In comparison, the EU’s energy strategy sets more ambitious goals — at least 27% of of total energy generation to be from RES by 2030, which in June 2018 was revised to 32%. The EU ambitions continue with new strategic long-term vision for a prosperous, competitive, climate-neutral economy to be achieved in 2050.

These include reducing greenhouse gas emissions, improving energy efficiency and increasing the share of renewables. The EU has also created an energy roadmap for 2050, in order to achieve its target of reducing greenhouse gas emissions by 80-95% compared to 1990 levels.

North Macedonia’s target for renewable energy sources for 2020 was 23% of gross final energy consumption, according to the strategy. 

The energy sector accounts for about 70% of total greenhouse gas emissions. Greenhouse gas emissions from the energy sector include emissions from fuel combustion in energy transformations, transport, industrial, residential, commercial and agricultural subsectors, as well as fugitive emissions (from mines). Other contributing sectors include waste, industrial processes and agriculture.

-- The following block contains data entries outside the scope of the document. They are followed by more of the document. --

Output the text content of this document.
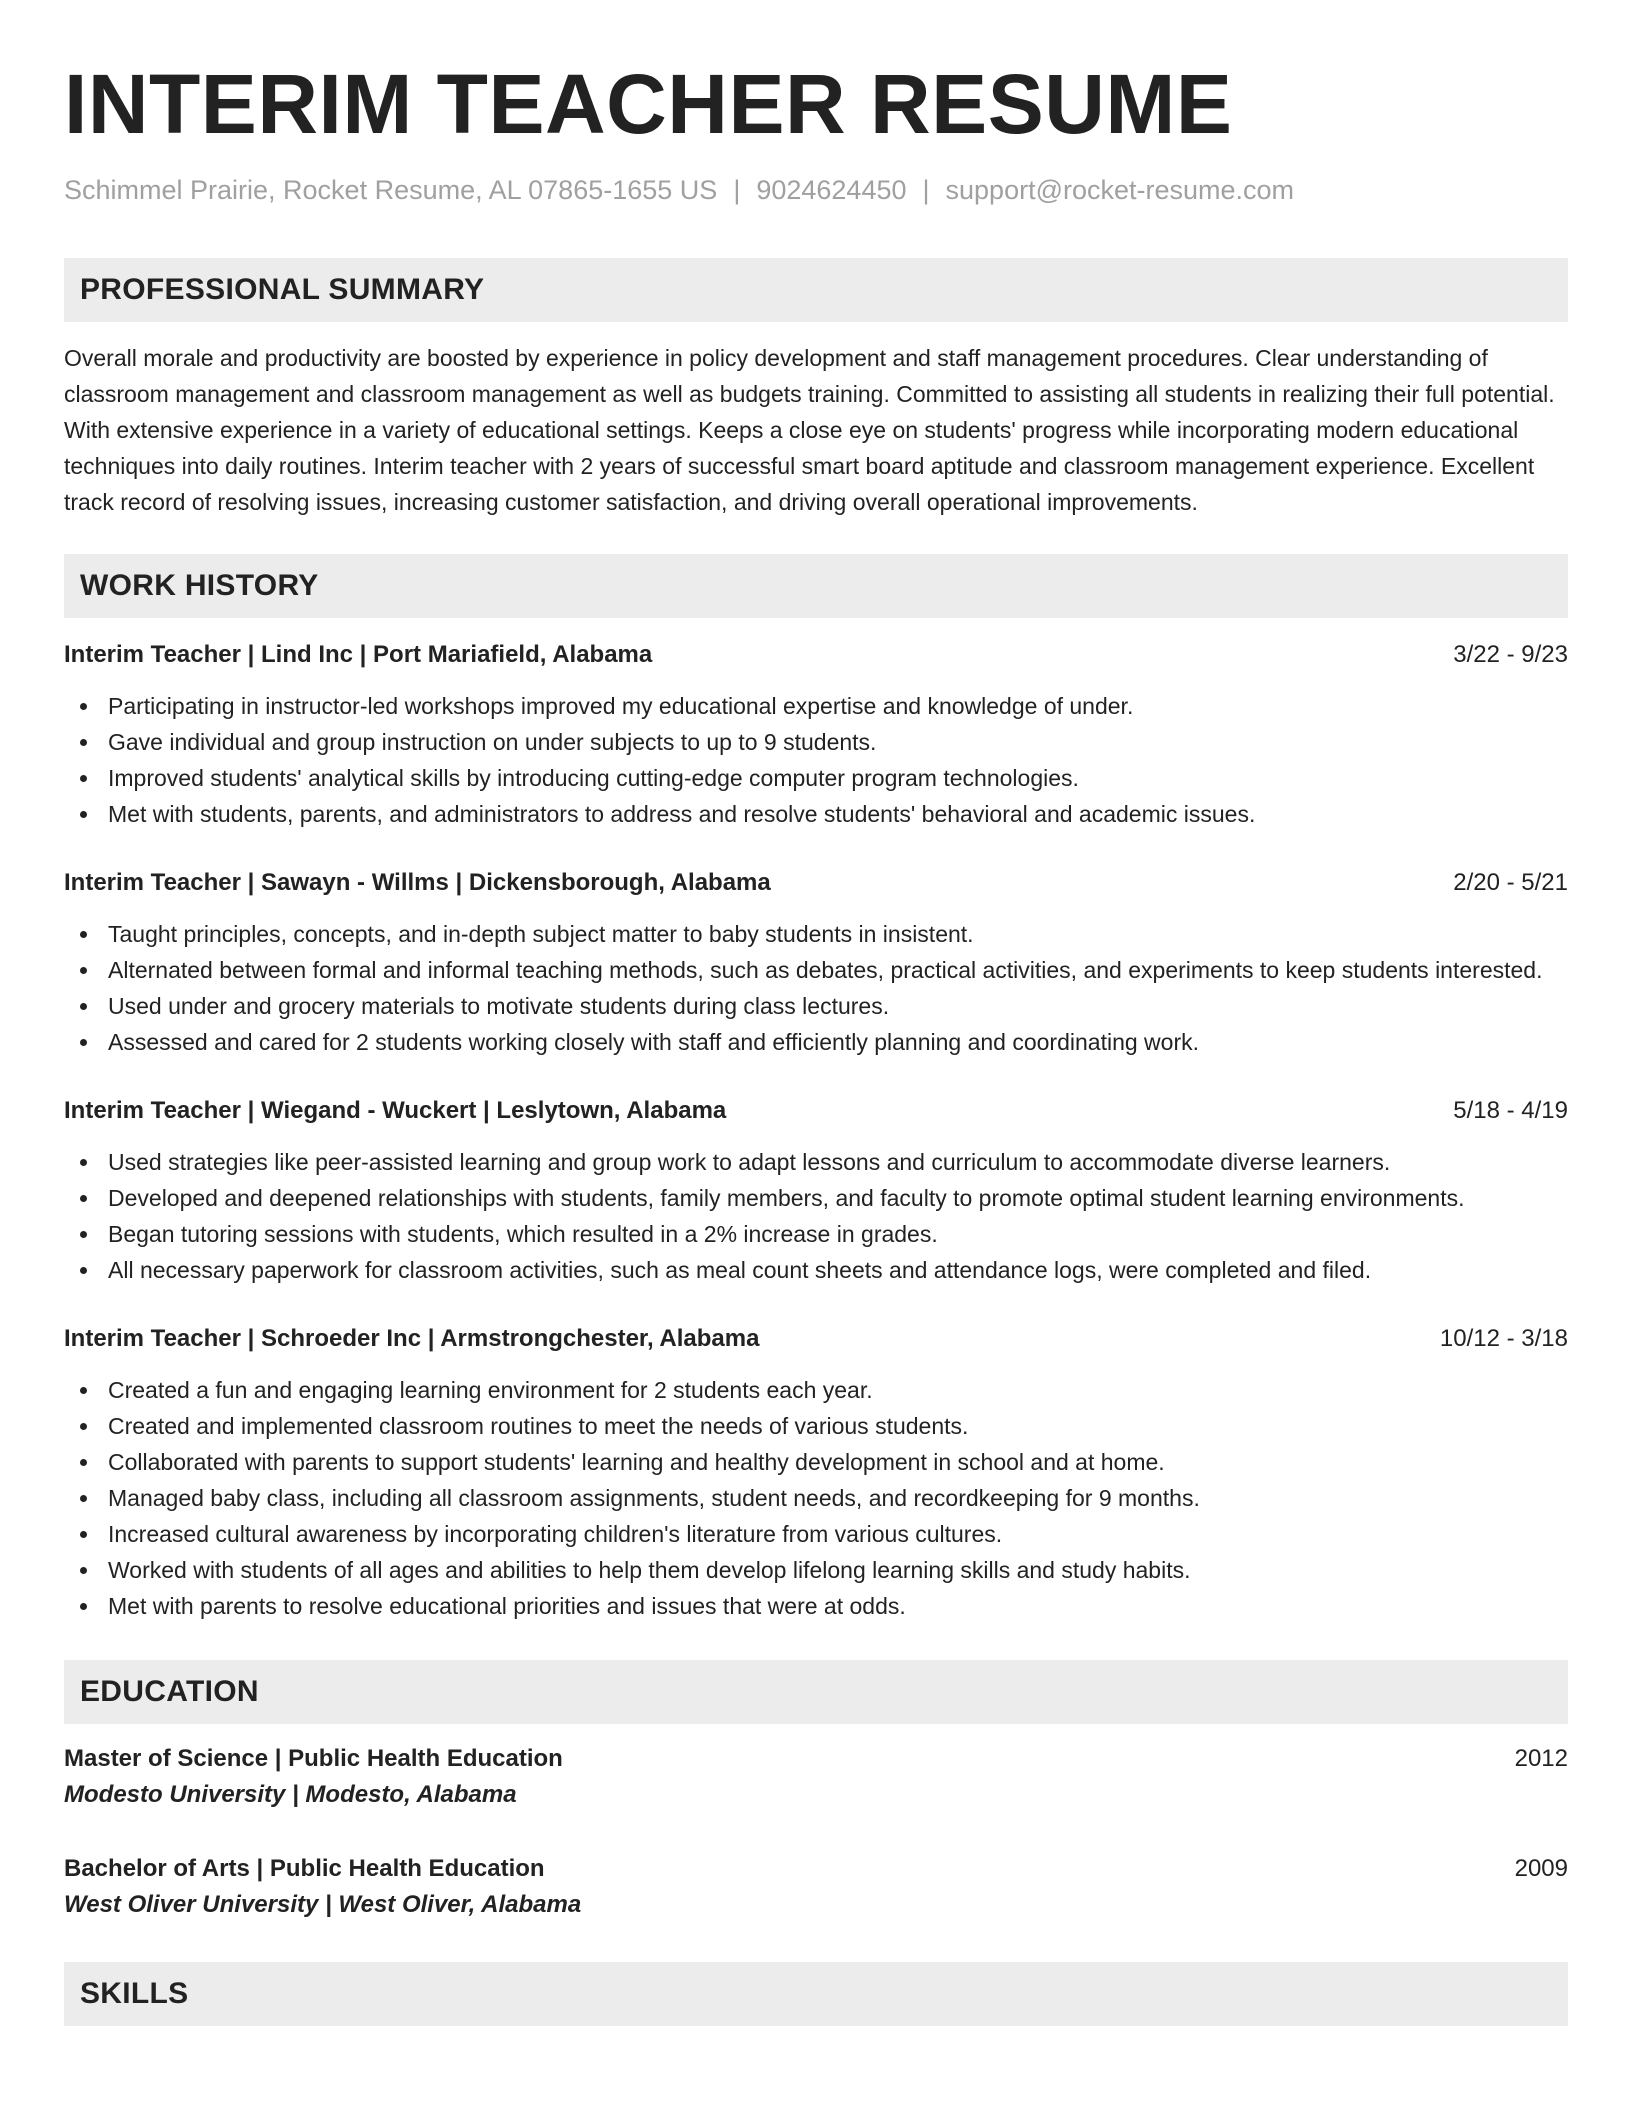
INTERIM TEACHER RESUME
Schimmel Prairie, Rocket Resume, AL 07865-1655 US | 9024624450 | support@rocket-resume.com
PROFESSIONAL SUMMARY

Overall morale and productivity are boosted by experience in policy development and staff management procedures. Clear understanding of classroom management and classroom management as well as budgets training. Committed to assisting all students in realizing their full potential. With extensive experience in a variety of educational settings. Keeps a close eye on students' progress while incorporating modern educational techniques into daily routines. Interim teacher with 2 years of successful smart board aptitude and classroom management experience. Excellent track record of resolving issues, increasing customer satisfaction, and driving overall operational improvements.

WORK HISTORY
Interim Teacher | Lind Inc | Port Mariafield, Alabama	3/22 - 9/23
Participating in instructor-led workshops improved my educational expertise and knowledge of under.
Gave individual and group instruction on under subjects to up to 9 students.
Improved students' analytical skills by introducing cutting-edge computer program technologies.
Met with students, parents, and administrators to address and resolve students' behavioral and academic issues.
Interim Teacher | Sawayn - Willms | Dickensborough, Alabama	2/20 - 5/21
Taught principles, concepts, and in-depth subject matter to baby students in insistent.
Alternated between formal and informal teaching methods, such as debates, practical activities, and experiments to keep students interested.
Used under and grocery materials to motivate students during class lectures.
Assessed and cared for 2 students working closely with staff and efficiently planning and coordinating work.
Interim Teacher | Wiegand - Wuckert | Leslytown, Alabama	5/18 - 4/19
Used strategies like peer-assisted learning and group work to adapt lessons and curriculum to accommodate diverse learners.
Developed and deepened relationships with students, family members, and faculty to promote optimal student learning environments.
Began tutoring sessions with students, which resulted in a 2% increase in grades.
All necessary paperwork for classroom activities, such as meal count sheets and attendance logs, were completed and filed.
Interim Teacher | Schroeder Inc | Armstrongchester, Alabama	10/12 - 3/18
Created a fun and engaging learning environment for 2 students each year.
Created and implemented classroom routines to meet the needs of various students.
Collaborated with parents to support students' learning and healthy development in school and at home.
Managed baby class, including all classroom assignments, student needs, and recordkeeping for 9 months.
Increased cultural awareness by incorporating children's literature from various cultures.
Worked with students of all ages and abilities to help them develop lifelong learning skills and study habits.
Met with parents to resolve educational priorities and issues that were at odds.
EDUCATION
Master of Science | Public Health Education	2012
Modesto University | Modesto, Alabama
Bachelor of Arts | Public Health Education	2009
West Oliver University | West Oliver, Alabama
SKILLS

Forestry is the main purifier of CO2 emissions. Out of the country’s total area of about 2.5mn hectares, forests and forest land cover about 1.3mn hectares. Due to intensified forest fires, significant fluctuations in net emissions are evident.

North Macedonia’s greenhouse gas emissions per capita are approximately 30% lower compared to the EU. Most of the SOx and NOx emissions in the energy sector came from REK Bitola.

Putting a price on carbon

Coal-fired and hydropower plants are the main power generation facilities in North Macedonia. The total installed capacity for electricity generation is 2.06 GW with about 48% from thermal power plants, 34% from large and small hydropower plants, 15% from combined natural gas plants and 3% from other renewable energy sources.

State-run power producer ESM accounts for approximately 70% of the total installed capacity. ESM owns two large coal-fired power plants, REK Bitola and Oslomej. Suvodol and Brod Gneotino are the largest mines, responsible for 98% of the total coal produced for electricity production.

Electricity produced by coal-fired power plants accounts for approximately 60% of the total domestic production.

Average electricity prices in North Macedonia are lower than the average price in the region. Market integration in the region is expected to reduce energy costs, which will lead to a reduction in the total electricity price.

Costs for natural gas in North Macedonia are higher than in the wider region, but market integration and diversification could bring them in line with the region.

ESM recently informed the Energy Community that it will start internal calculation of the carbon price, as the company prepares for the introduction of mandatory legislation which, in line with the global energy and climate trends, will impose higher prices for electricity produced from coal.

For ESM’s internal needs, the price of electricity produced by thermal power plants will be taken into account with an additional calculated price of carbon, which will show what the real price of electricity produced by coal is and how the price will look in future following the imposition of payment of the so-called carbon credits per tonne of CO2 emitted into the atmosphere by manufacturers.

The purpose of the internal calculation of the carbon price (which will not be included in the sale price), is for the company to have a realistic picture of the profitability of certain investments in new facilities or reconstructions of existing production plants, as well as to be an indicator in which direction the production portfolio should be developed based on the calculated prices.

 The Energy Community secretariat invited all power manufacturers in the Energy Community contracting parties to design and implement internal carbon pricing with its support, but so far only ESM has accepted. Montenegrin power utility Elektroprivreda Crne Gore (EPCG) is already in the carbon pricing system, introduced in 2020.